Saturday, April 6, 2013

John Nash's Game Theroy


GAME THEORY

Before Nash, economists studied the market using sophisticated versions of Adam Smith's price theory -basic supply and demand. Smith said as "buyers and sellers pursue their self-interest, the "invisible hand" of the market distributes products efficiently".

But price theory can't explain the abundant real-world examples of market inefficiency. Nash approached this problem by reformulating economics as a game.
To most people, a game is a way to while away a rainy afternoon. But to mathematicians, a game is not just chess or poker but any conflict situation that forces participants to develop a strategy to accomplish a goal. 
To mathematicians, a game is a regimented world where math is king. And a game can be a window to mathematical insight.
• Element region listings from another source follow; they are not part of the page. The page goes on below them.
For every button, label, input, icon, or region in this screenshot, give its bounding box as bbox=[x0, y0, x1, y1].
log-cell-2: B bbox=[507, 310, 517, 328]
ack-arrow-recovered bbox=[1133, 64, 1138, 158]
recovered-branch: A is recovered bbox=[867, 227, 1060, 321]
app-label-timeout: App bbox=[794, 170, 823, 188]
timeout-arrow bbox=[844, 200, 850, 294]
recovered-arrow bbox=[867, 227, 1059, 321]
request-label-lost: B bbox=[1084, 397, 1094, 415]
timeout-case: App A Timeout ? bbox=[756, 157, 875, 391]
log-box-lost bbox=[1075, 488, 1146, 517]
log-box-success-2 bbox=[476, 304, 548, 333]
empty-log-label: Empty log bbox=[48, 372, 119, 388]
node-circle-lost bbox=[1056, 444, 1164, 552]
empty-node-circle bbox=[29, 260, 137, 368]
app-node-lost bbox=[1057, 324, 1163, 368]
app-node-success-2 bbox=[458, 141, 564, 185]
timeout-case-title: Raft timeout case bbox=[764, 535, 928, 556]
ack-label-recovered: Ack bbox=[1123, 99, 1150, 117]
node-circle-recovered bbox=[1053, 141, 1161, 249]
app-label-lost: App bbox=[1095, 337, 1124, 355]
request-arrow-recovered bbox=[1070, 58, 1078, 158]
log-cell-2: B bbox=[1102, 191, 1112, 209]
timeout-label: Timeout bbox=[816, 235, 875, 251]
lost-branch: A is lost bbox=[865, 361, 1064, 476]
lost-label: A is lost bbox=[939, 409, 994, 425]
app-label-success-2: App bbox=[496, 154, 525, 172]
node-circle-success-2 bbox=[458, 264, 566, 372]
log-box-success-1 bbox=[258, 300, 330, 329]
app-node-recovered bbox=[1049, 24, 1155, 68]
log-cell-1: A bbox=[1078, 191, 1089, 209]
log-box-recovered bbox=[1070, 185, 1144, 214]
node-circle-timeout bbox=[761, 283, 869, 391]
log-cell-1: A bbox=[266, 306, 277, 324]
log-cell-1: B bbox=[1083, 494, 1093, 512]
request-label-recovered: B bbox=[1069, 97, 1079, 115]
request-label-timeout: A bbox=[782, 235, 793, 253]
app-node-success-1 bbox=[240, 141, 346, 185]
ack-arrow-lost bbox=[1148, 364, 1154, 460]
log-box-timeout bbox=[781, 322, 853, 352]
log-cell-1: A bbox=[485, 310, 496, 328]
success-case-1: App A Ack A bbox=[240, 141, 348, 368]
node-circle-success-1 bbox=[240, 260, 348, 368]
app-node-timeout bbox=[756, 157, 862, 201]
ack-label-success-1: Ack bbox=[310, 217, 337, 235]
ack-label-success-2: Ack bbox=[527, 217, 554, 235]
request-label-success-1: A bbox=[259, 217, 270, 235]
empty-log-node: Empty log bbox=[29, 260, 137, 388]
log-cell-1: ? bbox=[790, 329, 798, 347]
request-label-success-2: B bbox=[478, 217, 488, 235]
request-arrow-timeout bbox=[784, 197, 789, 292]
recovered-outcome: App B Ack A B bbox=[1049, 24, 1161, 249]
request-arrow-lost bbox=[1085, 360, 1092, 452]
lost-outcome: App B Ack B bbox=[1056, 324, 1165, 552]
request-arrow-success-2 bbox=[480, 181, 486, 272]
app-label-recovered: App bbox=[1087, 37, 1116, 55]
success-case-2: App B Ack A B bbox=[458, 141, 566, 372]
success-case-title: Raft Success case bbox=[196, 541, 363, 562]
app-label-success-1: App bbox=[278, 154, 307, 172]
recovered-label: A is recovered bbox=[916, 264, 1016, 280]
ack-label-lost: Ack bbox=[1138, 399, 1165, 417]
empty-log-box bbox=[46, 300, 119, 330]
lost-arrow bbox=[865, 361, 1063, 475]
When I was a student, Princeton math professors collected every afternoon in the third-floor lounge for tea and a round of backgammon. Professor Conway told us that he stumbled upon the discovery of a lifetime while studying Go, an ancient board game played with smooth stones. Nash's central insight, the one for which he won a Nobel Prize in 1994, was to prove that every economic game has an equilibrium point — that is, an approach to play in which no player would choose to change his strategy. If a player were to try to change his Nash equilibrium strategy, he would end up worse off than before.